The frailty cycle. Hormonal and nutritional change with aging causes malnutrition. In addition, a loss or decrease in function of insulin causes proteolysis in skeletal muscle. These conditions both lead to the frailty cycle, a vicious circle.

In addition to age‐related or primary sarcopenia, dysnutrition based on metabolic syndrome with visceral fat accumulation and decreased muscle mass, regardless of age, has been recognized as secondary sarcopenia. It has been shown that patients with poorly controlled glycemia of diabetes have significantly less muscle volume4. Furthermore, the possibility that this muscle loss might be exacerbated even by diabetes treatment has been indicated when measured as total lean mass5. It has been recently clarified that sodium–glucose cotransporter 2 (SGLT2) inhibitors show excellent effects in treating type 2 diabetes not only by correcting hyperglycemia and reducing the risk of cardiovascular events, but also by reducing the body fat mass, including visceral fat. Symptoms based on insulin resistance should be therefore further alleviated by this decrease in visceral fat mass. The mechanism for such a reduction in fat mass with the use of SGLT2 inhibitor is believed to be a result of lipolysis in the adipose tissue due to activation of gluconeogenesis (Figure 2). There is a concern, however, that the activation of the gluconeogenic system should induce not only lipolysis in the adipose tissue, but also proteolysis in the skeletal muscle that supplies amino acids to the liver as a substrate and can therefore lead to sarcopenia.

Figure 2.

Figure 2

Sarcopenia and sodium–glucose cotransporter 2 (SGLT2) inhibitors. Decreased serum insulin concentration causes a gluconeogenesis in liver and proteolysis in skeletal muscle. This process could cause sarcopenia if its extent is severe.

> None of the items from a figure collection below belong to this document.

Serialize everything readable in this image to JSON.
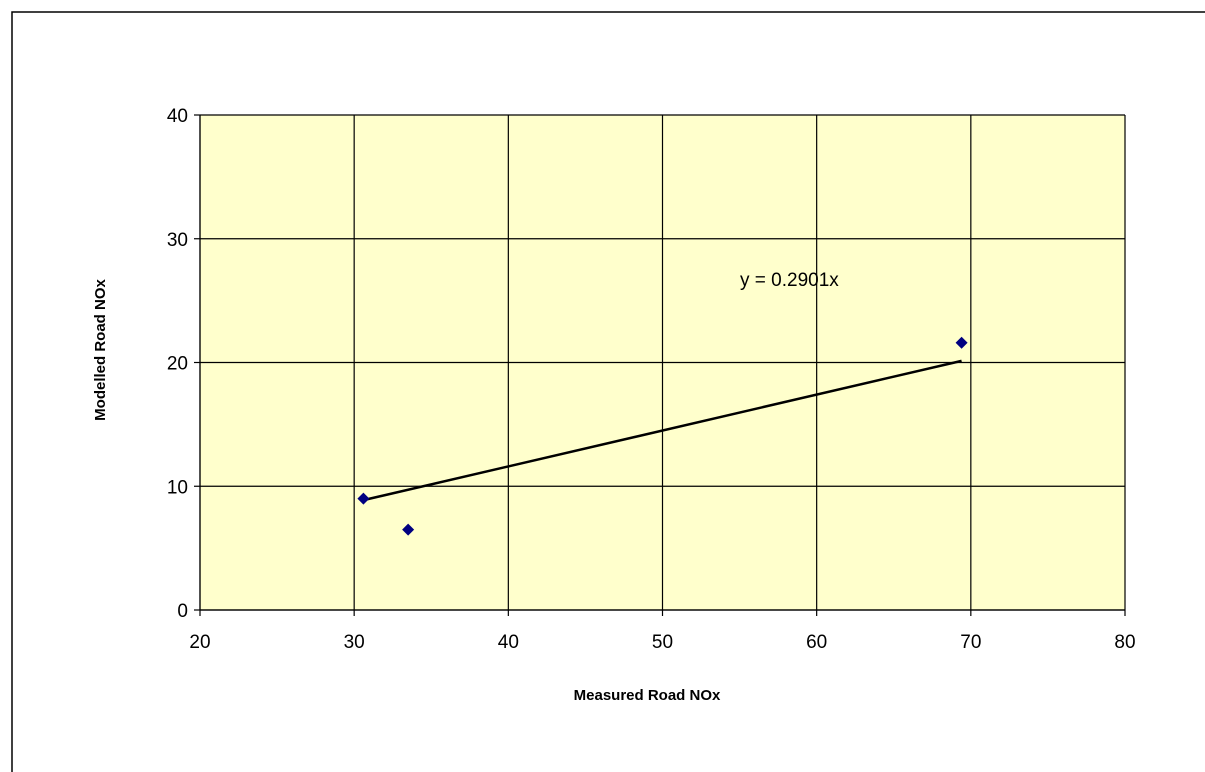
{
  "chart_data": {
    "type": "scatter",
    "xlabel": "Measured Road NOx",
    "ylabel": "Modelled Road NOx",
    "xlim": [
      20,
      80
    ],
    "ylim": [
      0,
      40
    ],
    "x_ticks": [
      20,
      30,
      40,
      50,
      60,
      70,
      80
    ],
    "y_ticks": [
      0,
      10,
      20,
      30,
      40
    ],
    "grid": true,
    "plot_background": "#ffffcc",
    "marker_color": "#000080",
    "marker_shape": "diamond",
    "series": [
      {
        "points": [
          {
            "x": 30.6,
            "y": 9.0
          },
          {
            "x": 33.5,
            "y": 6.5
          },
          {
            "x": 69.4,
            "y": 21.6
          }
        ]
      }
    ],
    "trendline": {
      "equation": "y = 0.2901x",
      "slope": 0.2901,
      "intercept": 0,
      "x_range": [
        30.6,
        69.4
      ]
    }
  }
}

To address this issue, we carried out a clinical study6 using luseogliflozin, an SGLT2 inhibitor, for patients with Japanese type 2 diabetes who had an average body mass index of 28 kg/m2. The mean change in the lean body mass was −0.79 kg at week 24 compared with that at baseline, and it was −0.99 kg at week 52 of treatment, which is a significant decrease. In addition, we measured the skeletal muscle index (SMI), which estimates the whole‐body skeletal muscle mass more accurately than the total lean body mass. We did not find any significant change at week 24 by SMI, albeit a significant decrease of −0.151 kg/m2 muscle mass was detected at week 36, followed by a decrease of −0.155 kg/m2 at week 52 with no further decline. The proportion of the body composition was, however, favorably changed. Unlike the changes in bone mineral content, which did not detect any significant change at week 52, SMI was considered to be most likely influenced by the use of an SGLT2 inhibitor, because the decrease in SMI became significant after 36 weeks from the initiation of SGLT2 inhibitor treatment. A report on the other study with canagliflozin, another SGLT2 inhibitor, was also made in which SMI also showed similar trends7.

As mentioned earlier, it is an extremely important finding in clinical diabetes practice that the reduction of skeletal muscle mass can occur during treatment with SGLT 2 inhibitors, although the reduction is small. This finding raises questions on the effective means of preventing muscle loss and sarcopenia.

It is estimated that diabetes mellitus might soon become a highly frequent disease among the elderly and individuals with restricted physical activity. Thus, establishing new guidelines for diet therapy and exercise applicable to type 2 diabetes is critical. In fact, determining the nutritional content of a diet that can promote and induce insulin secretion after meals is urgent, and so is investigating the nutritional balance and types of exercise required to maintain skeletal muscles. In this step, we are actively seeking such molecular research against sarcopenia for publication in our journal.

DISCLOSURE

The author received lecture fees from Taisho Toyama Pharmaceutical Co., Ltd., and research support, consulting fees and lecture fees from Taisho Pharmaceutical Co., Ltd. and Novo Nordisk Pharma. The sponsors had no role in the research design, data collection, data analysis, data interpretation and report preparation.